Il avait continué de neiger dans la nuit. Pas suffisamment pour que l'on arrive plus à ne plus ouvrir la porte d'entrée, mais le sol était à présent comme recouvert d'un petit tapis plus ou moins blanc. Je restais émerveillée. La neige n'était pas au programme météorologie de Phoenix. Je n'en avais vu qu'à la télévision, comme dans ses feuilletons qui passaient toute la journée le jour de Noël. Mon souffle chaud créait de la buée sur la vitre froide d'une des fenêtres de ma chambre. Avec mon doigt, je traçais un « E ». Que j'effaçais aussitôt. C'était complètement idiot.

Je m'habillais d'un tee-shirt à manches langues bleu clair, mettais mon inévitable jean et enfilais une des chemises en coton à carreaux vert foncé de mon père. Je l'entendais d'ailleurs s'affairer ou plutôt grommeler dans la cuisine. Il était encore tôt. J'avais hâte qu'Edward vienne. Bon, ok, je n'allais tout de même pas flanquer mon père dehors …

Je descendais et allais rejoindre mon père.

– Déjà debout ? demanda-t-il, en attrapant sa veste. Je t'ai réveillée ?

Je secouais la tête et Charlie continuait de grogner. Je soupirai et me rendais dans la cuisine pour déjeuner. Mon père bougonna une fois de plus parce qu'il ne trouvait pas ses clés – elles étaient posées sur la table. Je ne savais pas ce qui n'allait pas chez lui depuis deux jours mais ça commençait sérieusement à me taper sur le système. A l'aide de ma cuillère, je repoussais sur les bords du bol les céréales. Ce n'est pas que je n'avais pas faim. Non. En fait, j'essayais de passer le temps en attendant que Charlie parte pour le Poste.

– Tu ne manges pas ? s'inquiéta-t-il en passant la tête par l'entrebâillement de la porte de la petite cuisine.

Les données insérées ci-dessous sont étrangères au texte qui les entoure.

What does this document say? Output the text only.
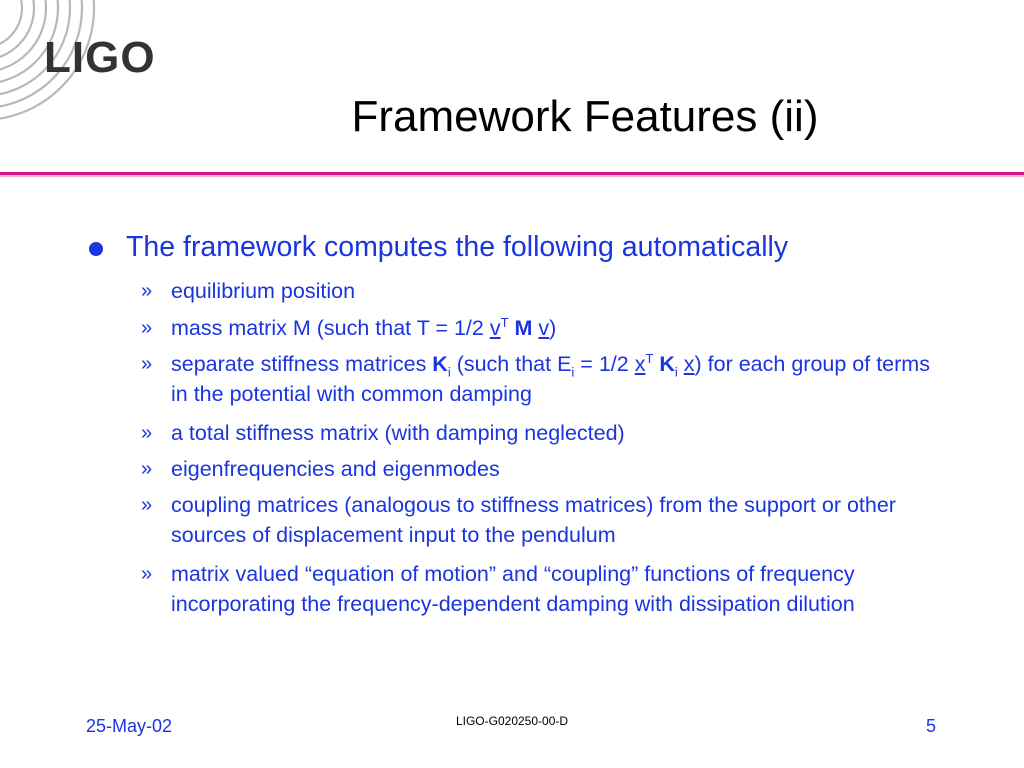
LIGO
Framework Features (ii)
The framework computes the following automatically
» equilibrium position
» mass matrix M (such that T = 1/2 $v^T$ M v)
» separate stiffness matrices $K_i$ (such that $E_i = 1/2$ $x^T$ $K_i$ x) for each group of terms in the potential with common damping
» a total stiffness matrix (with damping neglected)
» eigenfrequencies and eigenmodes
» coupling matrices (analogous to stiffness matrices) from the support or other sources of displacement input to the pendulum
» matrix valued “equation of motion” and “coupling” functions of frequency incorporating the frequency-dependent damping with dissipation dilution
25-May-02	LIGO-G020250-00-D	5
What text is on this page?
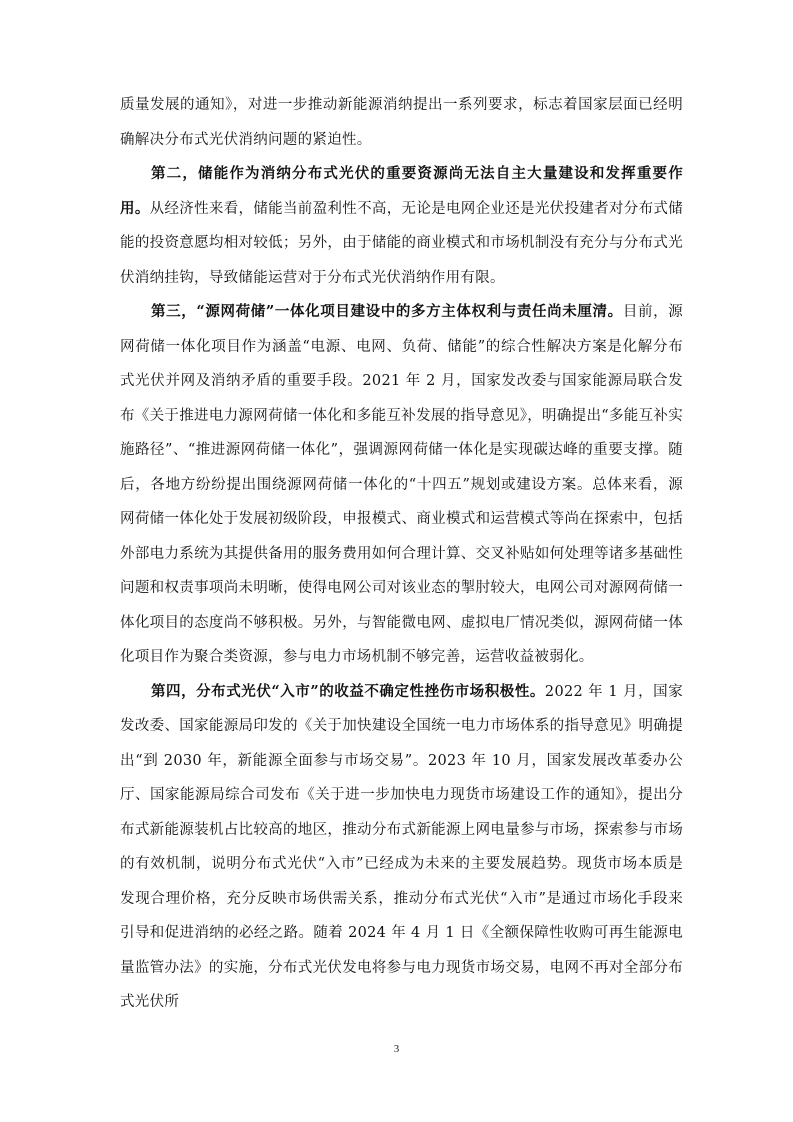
质量发展的通知》，对进一步推动新能源消纳提出一系列要求，标志着国家层面已经明确解决分布式光伏消纳问题的紧迫性。

第二，储能作为消纳分布式光伏的重要资源尚无法自主大量建设和发挥重要作用。从经济性来看，储能当前盈利性不高，无论是电网企业还是光伏投建者对分布式储能的投资意愿均相对较低；另外，由于储能的商业模式和市场机制没有充分与分布式光伏消纳挂钩，导致储能运营对于分布式光伏消纳作用有限。

第三，“源网荷储”一体化项目建设中的多方主体权利与责任尚未厘清。目前，源网荷储一体化项目作为涵盖“电源、电网、负荷、储能”的综合性解决方案是化解分布式光伏并网及消纳矛盾的重要手段。2021 年 2 月，国家发改委与国家能源局联合发布《关于推进电力源网荷储一体化和多能互补发展的指导意见》，明确提出“多能互补实施路径”、“推进源网荷储一体化”，强调源网荷储一体化是实现碳达峰的重要支撑。随后，各地方纷纷提出围绕源网荷储一体化的“十四五”规划或建设方案。总体来看，源网荷储一体化处于发展初级阶段，申报模式、商业模式和运营模式等尚在探索中，包括外部电力系统为其提供备用的服务费用如何合理计算、交叉补贴如何处理等诸多基础性问题和权责事项尚未明晰，使得电网公司对该业态的掣肘较大，电网公司对源网荷储一体化项目的态度尚不够积极。另外，与智能微电网、虚拟电厂情况类似，源网荷储一体化项目作为聚合类资源，参与电力市场机制不够完善，运营收益被弱化。

第四，分布式光伏“入市”的收益不确定性挫伤市场积极性。2022 年 1 月，国家发改委、国家能源局印发的《关于加快建设全国统一电力市场体系的指导意见》明确提出“到 2030 年，新能源全面参与市场交易”。2023 年 10 月，国家发展改革委办公厅、国家能源局综合司发布《关于进一步加快电力现货市场建设工作的通知》，提出分布式新能源装机占比较高的地区，推动分布式新能源上网电量参与市场，探索参与市场的有效机制，说明分布式光伏“入市”已经成为未来的主要发展趋势。现货市场本质是发现合理价格，充分反映市场供需关系，推动分布式光伏“入市”是通过市场化手段来引导和促进消纳的必经之路。随着 2024 年 4 月 1 日《全额保障性收购可再生能源电量监管办法》的实施，分布式光伏发电将参与电力现货市场交易，电网不再对全部分布式光伏所

3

– Quoi ? Oh non, je … Je réfléchissais, mentis-je.

Non, en réalité, je ne mentais pas tant que ça. Je réfléchissais juste à ce qui le faisait tant traîner à la maison ce matin ! Argh !

Alors, enfin je perçus le claquement de la porte d'entrée et la voiture démarrer. Je soufflais de soulagement en vidant le lait restant dans le bol dans l'évier.

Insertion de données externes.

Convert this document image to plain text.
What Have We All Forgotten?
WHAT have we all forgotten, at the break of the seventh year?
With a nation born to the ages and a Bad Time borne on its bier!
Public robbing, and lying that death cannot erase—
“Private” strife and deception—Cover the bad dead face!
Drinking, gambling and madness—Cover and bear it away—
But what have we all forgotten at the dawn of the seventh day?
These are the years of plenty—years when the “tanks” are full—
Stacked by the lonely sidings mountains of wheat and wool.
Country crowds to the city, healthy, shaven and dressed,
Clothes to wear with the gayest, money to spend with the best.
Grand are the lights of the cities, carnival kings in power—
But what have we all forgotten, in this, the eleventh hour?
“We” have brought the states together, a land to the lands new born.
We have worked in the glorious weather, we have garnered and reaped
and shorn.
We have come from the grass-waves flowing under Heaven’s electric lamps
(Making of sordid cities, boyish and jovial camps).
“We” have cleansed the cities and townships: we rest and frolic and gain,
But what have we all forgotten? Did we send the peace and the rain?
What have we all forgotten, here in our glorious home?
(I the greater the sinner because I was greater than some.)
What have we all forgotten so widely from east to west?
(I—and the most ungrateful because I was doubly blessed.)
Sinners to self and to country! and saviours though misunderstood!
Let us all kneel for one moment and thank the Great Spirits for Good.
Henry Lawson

Je n'eus qu'à attendre cinq minutes et trois coups discrets furent frappés à la porte. Mes lèvres s'étirèrent et j'allais ouvrir, le cœur plus léger. Et j'eus soudain une grande sensation de froid sur le visage. J'entendis Edward pouffer devant moi.

– Cullen, tu n'es qu'un crétin, l'agressais-je en enlevant la neige froide qui coulait sur ma peau.

– Désolé, je n'ai pas pu m'empêcher, rigola-t-il encore. C'était trop tentant !

– Tu n'es pas désolé du tout ! Et en plus d'être un crétin, tu es un gamin !

Je descendais les quelques marches du perron, pieds nus, et allais ramasser une grosse poignée de bouillasse blanche. Je me gelais sérieusement les orteils.

– Non Bella ! s'étrangla Edward en me voyant brandir la boule de neige dans sa direction, essayant de se protéger avec son bras.

SPLATCH !

– BORDEL ! hurla Edward.

Oh merde. Je me précipitais vers lui, toujours sans chaussures dans la neige.

– Qu'est-ce qu'il y a ? Ça ne va pas ? m'inquiétais-je en le voyant se tenir la joue.

– Non ! Il y avait un caillou dans ta boule de neige ! Je me le suis pris dans le visage ! se plaignit-il en gémissant lamentablement.

– Oh merde, répétais-je. Edward, je suis vraiment, vraiment désolée.

Je passais mes mains sur sa joue gauche afin d'en enlever les résidus de neige et de voir l'étendue des dégâts.

– C'est grave ? demanda Edward.

– Hum, il y a une coupure et ça saigne. Va falloir aller désinfecter ça à la maison.

Edward soupira et nous rentrâmes, frigorifiées.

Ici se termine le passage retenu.